In the 5 minutes it took me to write 300 words my 3 year old son had found a way to get all the water out of the toilet and onto the bathroom floor without making a sound. Did I mention there where wet bits of toilet paper covering his dark spiky hair? How did that happen, you ask. Well, let me start by saying that if you are a parent who spends any time with your own child you know exactly how it happened.
I had just started his favorite movie as per his insistence. He sat in the miniature rocking chair to watch. I sat down at the kitchen table with him in eyesight to start writing a little. I kept an ear out for the movie. I turned my head and he slipped past me. I wrote for a bit, but as the mommy radar goes off periodically (mine being about every 2-5 minutes) I looked over to see him gone. I called and he came running out of the bathroom naked and wet with toilet paper in his hair. The ensuing investigation revealed his mischievous deed. I ended up cleaning while he was plopped in the shower. And that is just a typical moment in my days as a writing mommy.
My kids provide me with plenty of laughs, headaches, and things to write about. The problem is that I don’t want to spend my time writing about them all the time, nor do I want to spend every moment cleaning after them. There are actually other ideas in my head that demand to be written about. Some are just musings on life, but I actually have manuscripts of fiction I’m working on–slowly. I have other writing projects, blogs, and jobs. That means I’m all over the place, and not everything I touch results in a byline.

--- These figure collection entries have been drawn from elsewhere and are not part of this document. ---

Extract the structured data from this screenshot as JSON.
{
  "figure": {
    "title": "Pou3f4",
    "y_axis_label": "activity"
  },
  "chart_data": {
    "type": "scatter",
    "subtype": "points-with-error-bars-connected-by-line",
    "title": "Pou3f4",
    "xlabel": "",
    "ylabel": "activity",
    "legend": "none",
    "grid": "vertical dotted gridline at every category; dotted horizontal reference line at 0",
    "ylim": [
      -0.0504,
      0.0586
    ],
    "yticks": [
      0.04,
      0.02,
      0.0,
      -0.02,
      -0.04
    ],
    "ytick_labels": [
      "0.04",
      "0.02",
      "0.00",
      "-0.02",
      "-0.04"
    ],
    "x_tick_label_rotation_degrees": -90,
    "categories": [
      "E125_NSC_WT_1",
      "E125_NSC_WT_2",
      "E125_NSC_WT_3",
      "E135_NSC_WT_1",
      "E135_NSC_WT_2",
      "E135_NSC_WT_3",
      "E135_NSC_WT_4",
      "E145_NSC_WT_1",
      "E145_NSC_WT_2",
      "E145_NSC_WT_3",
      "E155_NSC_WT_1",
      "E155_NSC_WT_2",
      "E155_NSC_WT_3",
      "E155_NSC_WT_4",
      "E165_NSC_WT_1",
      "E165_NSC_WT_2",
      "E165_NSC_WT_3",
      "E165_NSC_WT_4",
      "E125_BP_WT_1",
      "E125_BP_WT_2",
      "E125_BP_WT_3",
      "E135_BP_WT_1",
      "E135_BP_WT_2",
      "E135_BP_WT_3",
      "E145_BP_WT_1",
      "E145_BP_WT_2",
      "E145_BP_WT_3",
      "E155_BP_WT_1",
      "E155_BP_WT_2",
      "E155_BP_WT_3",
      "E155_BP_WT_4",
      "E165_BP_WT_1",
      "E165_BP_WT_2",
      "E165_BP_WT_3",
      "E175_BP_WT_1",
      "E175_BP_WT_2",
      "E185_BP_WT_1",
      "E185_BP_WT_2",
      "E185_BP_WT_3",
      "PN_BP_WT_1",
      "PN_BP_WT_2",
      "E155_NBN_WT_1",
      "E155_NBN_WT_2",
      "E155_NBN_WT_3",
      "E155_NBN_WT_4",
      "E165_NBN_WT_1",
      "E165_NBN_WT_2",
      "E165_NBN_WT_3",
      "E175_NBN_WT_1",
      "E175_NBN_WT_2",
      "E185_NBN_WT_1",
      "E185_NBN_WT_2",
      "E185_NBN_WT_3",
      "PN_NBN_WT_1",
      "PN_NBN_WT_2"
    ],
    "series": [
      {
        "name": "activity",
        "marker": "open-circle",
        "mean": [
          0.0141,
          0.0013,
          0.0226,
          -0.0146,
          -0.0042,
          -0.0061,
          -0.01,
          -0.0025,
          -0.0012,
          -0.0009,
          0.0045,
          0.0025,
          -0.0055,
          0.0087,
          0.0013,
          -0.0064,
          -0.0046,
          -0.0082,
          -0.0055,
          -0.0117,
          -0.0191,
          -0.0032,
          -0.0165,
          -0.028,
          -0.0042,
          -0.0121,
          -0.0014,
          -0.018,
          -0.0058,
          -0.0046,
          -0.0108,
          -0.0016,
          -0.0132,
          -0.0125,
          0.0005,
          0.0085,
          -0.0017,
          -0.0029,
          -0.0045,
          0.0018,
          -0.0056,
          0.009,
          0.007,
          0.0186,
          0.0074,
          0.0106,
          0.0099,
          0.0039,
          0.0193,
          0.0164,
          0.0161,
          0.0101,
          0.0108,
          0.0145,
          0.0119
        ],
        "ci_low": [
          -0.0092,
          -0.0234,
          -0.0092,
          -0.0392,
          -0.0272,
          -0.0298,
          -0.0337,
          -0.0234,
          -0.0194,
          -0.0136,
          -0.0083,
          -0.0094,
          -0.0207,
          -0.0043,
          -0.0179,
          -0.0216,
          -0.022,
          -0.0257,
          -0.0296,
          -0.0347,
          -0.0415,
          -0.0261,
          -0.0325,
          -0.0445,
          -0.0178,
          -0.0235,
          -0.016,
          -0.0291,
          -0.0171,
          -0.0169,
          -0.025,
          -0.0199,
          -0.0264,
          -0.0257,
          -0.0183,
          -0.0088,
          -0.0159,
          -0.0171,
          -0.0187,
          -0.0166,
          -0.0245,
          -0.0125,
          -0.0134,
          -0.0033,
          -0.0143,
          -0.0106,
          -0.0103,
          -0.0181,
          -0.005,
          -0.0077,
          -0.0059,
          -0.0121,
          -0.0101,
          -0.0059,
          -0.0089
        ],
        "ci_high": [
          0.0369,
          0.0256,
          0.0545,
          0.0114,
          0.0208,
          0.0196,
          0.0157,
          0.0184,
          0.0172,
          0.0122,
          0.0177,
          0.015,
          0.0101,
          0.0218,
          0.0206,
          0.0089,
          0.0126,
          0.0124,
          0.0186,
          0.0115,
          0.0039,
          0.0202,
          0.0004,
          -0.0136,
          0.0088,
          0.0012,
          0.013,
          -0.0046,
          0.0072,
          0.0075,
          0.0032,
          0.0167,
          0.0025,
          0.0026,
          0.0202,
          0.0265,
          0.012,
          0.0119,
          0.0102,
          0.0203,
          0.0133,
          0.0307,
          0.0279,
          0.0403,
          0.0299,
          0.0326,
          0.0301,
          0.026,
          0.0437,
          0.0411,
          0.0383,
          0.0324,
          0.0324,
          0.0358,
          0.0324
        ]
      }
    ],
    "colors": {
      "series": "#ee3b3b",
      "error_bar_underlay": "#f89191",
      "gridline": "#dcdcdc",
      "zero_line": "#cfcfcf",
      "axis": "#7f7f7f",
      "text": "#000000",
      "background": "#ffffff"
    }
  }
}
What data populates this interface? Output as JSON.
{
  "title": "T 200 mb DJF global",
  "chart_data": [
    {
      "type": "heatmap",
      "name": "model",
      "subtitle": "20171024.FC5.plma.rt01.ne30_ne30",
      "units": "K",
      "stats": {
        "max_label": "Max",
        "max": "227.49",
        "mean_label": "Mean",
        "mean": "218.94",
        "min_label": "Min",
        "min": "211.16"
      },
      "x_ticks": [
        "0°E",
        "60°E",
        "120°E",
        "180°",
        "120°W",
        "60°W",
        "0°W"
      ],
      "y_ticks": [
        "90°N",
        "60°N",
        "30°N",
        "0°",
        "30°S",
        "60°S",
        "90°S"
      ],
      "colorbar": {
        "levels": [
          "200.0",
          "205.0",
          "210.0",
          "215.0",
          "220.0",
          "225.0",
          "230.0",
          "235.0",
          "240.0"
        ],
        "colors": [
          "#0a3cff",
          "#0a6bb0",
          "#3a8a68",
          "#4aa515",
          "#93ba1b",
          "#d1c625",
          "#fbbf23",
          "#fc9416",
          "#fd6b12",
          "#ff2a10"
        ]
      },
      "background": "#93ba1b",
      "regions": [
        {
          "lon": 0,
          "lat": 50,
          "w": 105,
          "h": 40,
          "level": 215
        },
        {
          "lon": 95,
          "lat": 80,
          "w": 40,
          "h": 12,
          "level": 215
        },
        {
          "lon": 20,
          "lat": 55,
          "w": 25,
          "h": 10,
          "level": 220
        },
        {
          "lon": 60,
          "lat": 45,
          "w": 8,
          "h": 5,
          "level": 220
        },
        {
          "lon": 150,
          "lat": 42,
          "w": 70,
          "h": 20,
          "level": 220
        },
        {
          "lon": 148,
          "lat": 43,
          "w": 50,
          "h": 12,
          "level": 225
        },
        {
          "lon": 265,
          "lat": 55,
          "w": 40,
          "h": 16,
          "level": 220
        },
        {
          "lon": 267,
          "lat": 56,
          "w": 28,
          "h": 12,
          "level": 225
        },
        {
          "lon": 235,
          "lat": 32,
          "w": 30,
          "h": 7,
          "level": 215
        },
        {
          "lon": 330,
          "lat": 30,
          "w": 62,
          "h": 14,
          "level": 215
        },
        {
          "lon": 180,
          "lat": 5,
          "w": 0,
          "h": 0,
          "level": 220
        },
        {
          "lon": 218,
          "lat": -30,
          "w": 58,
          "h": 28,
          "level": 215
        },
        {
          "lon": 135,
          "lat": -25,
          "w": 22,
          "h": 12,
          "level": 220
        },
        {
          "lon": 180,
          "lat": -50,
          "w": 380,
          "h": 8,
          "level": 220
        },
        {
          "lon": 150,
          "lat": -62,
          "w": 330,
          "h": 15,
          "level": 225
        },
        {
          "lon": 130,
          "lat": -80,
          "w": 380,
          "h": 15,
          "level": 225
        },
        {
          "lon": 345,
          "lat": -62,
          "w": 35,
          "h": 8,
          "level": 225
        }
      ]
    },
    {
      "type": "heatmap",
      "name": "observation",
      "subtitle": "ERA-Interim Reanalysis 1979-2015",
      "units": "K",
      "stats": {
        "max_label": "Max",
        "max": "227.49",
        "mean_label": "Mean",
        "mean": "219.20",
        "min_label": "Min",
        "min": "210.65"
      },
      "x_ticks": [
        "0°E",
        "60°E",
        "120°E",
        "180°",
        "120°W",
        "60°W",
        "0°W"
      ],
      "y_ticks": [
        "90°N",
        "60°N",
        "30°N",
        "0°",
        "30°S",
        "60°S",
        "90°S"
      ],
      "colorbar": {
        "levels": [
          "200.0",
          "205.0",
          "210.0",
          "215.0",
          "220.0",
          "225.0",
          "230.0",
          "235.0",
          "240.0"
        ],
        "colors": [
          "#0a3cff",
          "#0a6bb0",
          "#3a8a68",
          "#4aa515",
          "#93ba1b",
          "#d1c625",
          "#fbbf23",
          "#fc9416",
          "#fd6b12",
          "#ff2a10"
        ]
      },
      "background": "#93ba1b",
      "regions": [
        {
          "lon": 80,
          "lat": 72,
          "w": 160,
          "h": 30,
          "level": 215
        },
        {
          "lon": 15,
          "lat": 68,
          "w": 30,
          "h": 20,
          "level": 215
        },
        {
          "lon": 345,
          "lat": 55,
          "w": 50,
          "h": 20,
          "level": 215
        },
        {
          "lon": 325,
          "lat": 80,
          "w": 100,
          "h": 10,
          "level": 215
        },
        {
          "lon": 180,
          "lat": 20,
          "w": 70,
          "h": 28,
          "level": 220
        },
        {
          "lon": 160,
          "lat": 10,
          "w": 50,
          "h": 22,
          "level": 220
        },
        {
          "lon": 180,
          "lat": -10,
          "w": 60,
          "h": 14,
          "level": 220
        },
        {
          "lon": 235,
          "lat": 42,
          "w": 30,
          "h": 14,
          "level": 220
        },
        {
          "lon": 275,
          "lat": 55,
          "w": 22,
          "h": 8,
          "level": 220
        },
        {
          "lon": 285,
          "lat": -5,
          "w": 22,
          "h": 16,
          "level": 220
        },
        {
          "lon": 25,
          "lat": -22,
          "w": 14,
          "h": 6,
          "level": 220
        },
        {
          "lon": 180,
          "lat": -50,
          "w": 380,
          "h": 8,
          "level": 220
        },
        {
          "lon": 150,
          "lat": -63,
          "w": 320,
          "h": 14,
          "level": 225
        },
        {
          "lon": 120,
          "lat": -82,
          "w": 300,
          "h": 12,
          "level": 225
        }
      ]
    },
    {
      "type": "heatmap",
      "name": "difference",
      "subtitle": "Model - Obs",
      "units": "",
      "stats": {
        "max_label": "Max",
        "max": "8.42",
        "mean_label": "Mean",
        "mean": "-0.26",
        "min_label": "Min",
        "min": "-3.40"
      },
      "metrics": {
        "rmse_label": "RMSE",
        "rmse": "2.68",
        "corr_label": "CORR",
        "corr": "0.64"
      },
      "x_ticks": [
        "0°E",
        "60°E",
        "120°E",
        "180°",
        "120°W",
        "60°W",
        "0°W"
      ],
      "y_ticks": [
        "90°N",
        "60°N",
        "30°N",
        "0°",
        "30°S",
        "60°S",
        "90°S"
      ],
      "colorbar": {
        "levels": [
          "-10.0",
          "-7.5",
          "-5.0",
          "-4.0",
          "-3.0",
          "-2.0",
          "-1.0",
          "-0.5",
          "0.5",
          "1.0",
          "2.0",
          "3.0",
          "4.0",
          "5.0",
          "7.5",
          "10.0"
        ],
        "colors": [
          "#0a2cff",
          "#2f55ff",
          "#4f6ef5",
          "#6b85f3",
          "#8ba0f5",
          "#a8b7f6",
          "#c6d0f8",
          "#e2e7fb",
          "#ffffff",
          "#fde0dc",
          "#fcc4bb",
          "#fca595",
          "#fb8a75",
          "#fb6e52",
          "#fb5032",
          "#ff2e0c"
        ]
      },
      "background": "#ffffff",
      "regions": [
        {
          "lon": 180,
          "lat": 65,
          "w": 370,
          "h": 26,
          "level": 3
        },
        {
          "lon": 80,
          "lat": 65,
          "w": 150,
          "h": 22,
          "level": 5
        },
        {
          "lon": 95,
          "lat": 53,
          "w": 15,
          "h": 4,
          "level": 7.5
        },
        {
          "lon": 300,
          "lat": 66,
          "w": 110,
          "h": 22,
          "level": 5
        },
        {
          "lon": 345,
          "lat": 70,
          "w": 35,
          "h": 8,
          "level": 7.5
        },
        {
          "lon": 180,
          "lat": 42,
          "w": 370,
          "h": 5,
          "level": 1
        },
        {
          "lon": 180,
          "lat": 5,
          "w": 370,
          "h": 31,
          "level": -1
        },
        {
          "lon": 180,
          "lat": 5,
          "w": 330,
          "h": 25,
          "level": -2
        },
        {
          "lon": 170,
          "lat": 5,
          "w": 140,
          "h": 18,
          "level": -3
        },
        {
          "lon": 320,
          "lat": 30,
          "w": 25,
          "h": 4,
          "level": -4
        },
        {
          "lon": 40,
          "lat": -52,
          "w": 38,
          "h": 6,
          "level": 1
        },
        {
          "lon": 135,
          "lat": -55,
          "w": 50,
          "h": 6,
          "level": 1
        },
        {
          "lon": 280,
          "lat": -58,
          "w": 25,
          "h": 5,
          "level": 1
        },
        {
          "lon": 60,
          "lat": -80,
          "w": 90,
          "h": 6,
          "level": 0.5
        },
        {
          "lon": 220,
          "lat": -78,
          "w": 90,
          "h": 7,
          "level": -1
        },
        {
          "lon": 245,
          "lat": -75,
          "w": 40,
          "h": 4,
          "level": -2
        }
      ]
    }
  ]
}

I only have two kids, one in school, but I know some writing mommies with multiples. Those women are truly amazing, but even in my amazement I wonder how they cope with those bouts of overwhelming chaos that lead to the temporary insanity that punctuates motherhood. I mean sometimes I feel like I’m going to lose it, like when incidents like the one I mentioned above happen. It’s pretty to think that a good mother would never allow anything like that to happen, but we ALL have our stories. Kids act in less time than it takes us to blink.
Once when I was 2 years old I managed to catch on fire while my mom went to the bathroom to pee with the bathroom door open. In that two minutes I brushed up against a heater and my winter coat lacking the proper flame retardation caught on fire. My mother beat the flames out with her hands. She is one of the most vigilant women I know who just took a two minute pee break before taking her daughter out to the park.
Sometimes I can’t do anything, but keep after my kids. My mind becomes cluttered with all the things I have to keep in it because I don’t have time to write. I literally feel my sanity slipping away, and become extremely anxious and agitated. I need to write. It is a compulsion, an escape, and my therapy. Not everything I write can or should be shared, but I find that when I go too long without doing it my ability to cope is stressed beyond belief. Unfortunately, being first and for most a mother, the writing must be put on hold.
I write when I can, in little tidbits and snatches. Post-Its are like little flares to signal that I may be lost in the jumble of my thoughts, but I know how to find myself in the chaos. The bathroom floor can be cleaned, and thanks to the liberal use of Clorox the likely hood of E coli is fairly low for my son. One day there will be time to write without interruption. Until then, this is how I work.
*Photo: My actual hallway/kids’ bathroom.